In my book (I started using computers during ther Windows 3.0 era), this clearly does not qualify as "working just fine on Windows as it always has", no matter how you spin it.

[noAnswer]

Do you download the cross-compiled executable via http or smb to the Windows machine? If so than it most likely got earmarked with a NTFS alternate data stream.

File Settings > This file come from another computer: Unblock

PowerShell > Unblock-File

Add your smb file share as trusted: Internet Properties > Security > Local Intranet > Sites

I hate it too that you need to sign software that you want to publish.
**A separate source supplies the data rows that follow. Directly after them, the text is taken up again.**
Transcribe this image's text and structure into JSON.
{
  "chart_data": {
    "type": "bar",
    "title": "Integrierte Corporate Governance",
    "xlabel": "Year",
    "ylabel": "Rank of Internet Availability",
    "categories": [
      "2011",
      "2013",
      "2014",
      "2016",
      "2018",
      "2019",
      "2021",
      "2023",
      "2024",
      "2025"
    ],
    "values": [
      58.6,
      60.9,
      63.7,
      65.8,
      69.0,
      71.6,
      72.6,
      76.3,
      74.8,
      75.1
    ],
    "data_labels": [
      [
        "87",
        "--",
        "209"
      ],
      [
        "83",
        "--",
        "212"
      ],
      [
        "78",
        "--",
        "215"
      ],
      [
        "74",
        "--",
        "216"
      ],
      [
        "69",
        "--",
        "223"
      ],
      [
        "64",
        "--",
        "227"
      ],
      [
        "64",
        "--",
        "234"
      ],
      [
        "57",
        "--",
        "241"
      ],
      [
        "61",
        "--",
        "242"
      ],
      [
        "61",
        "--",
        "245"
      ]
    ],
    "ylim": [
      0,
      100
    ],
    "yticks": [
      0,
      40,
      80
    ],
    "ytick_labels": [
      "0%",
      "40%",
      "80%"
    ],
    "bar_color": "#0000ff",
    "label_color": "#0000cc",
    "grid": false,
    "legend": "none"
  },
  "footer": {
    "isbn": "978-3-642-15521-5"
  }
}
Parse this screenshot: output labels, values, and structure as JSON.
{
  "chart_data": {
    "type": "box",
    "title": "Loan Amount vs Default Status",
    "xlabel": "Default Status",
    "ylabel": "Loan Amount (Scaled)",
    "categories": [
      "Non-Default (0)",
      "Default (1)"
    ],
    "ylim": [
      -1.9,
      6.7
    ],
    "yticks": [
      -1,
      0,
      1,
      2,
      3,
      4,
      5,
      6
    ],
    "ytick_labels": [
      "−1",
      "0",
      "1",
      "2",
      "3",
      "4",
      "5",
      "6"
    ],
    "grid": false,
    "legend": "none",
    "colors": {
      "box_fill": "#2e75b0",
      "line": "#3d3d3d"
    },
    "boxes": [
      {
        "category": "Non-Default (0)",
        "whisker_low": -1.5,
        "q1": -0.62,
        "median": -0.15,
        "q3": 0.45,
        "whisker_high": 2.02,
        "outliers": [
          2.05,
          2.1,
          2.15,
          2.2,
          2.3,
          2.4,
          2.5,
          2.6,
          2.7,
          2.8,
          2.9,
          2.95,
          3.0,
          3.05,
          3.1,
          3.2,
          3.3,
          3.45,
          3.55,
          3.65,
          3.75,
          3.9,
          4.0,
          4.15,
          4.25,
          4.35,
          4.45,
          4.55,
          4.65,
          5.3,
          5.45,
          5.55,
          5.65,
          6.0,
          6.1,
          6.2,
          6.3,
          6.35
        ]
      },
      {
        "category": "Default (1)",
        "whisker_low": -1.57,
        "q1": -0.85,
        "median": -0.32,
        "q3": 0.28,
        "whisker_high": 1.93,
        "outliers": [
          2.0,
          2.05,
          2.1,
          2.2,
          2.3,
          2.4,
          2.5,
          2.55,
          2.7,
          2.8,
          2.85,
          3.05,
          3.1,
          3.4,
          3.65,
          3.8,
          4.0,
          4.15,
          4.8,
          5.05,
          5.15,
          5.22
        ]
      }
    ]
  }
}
Totally destroys the economics of little shareware type software.

[c0l0]

Thanks for this (and I actually learned about PS1's handy Unblock-File this very moment! :)), but I am aware of the "mark of the web"-stuff MSFT had introduced after realizing that an "attacker-controlled" filename extension alone is a poor safeguard against making a file executable ;)

For my specific problem/situation, the executable in question gets transferred to the target machine on a read-only UDF file system burnt onto a USB thumb drive. Other Golang executables from FOSS projects on the same filesystem execute just fine (I guess they have better "reputation", due to their hashes being registered with MSFT somewhere).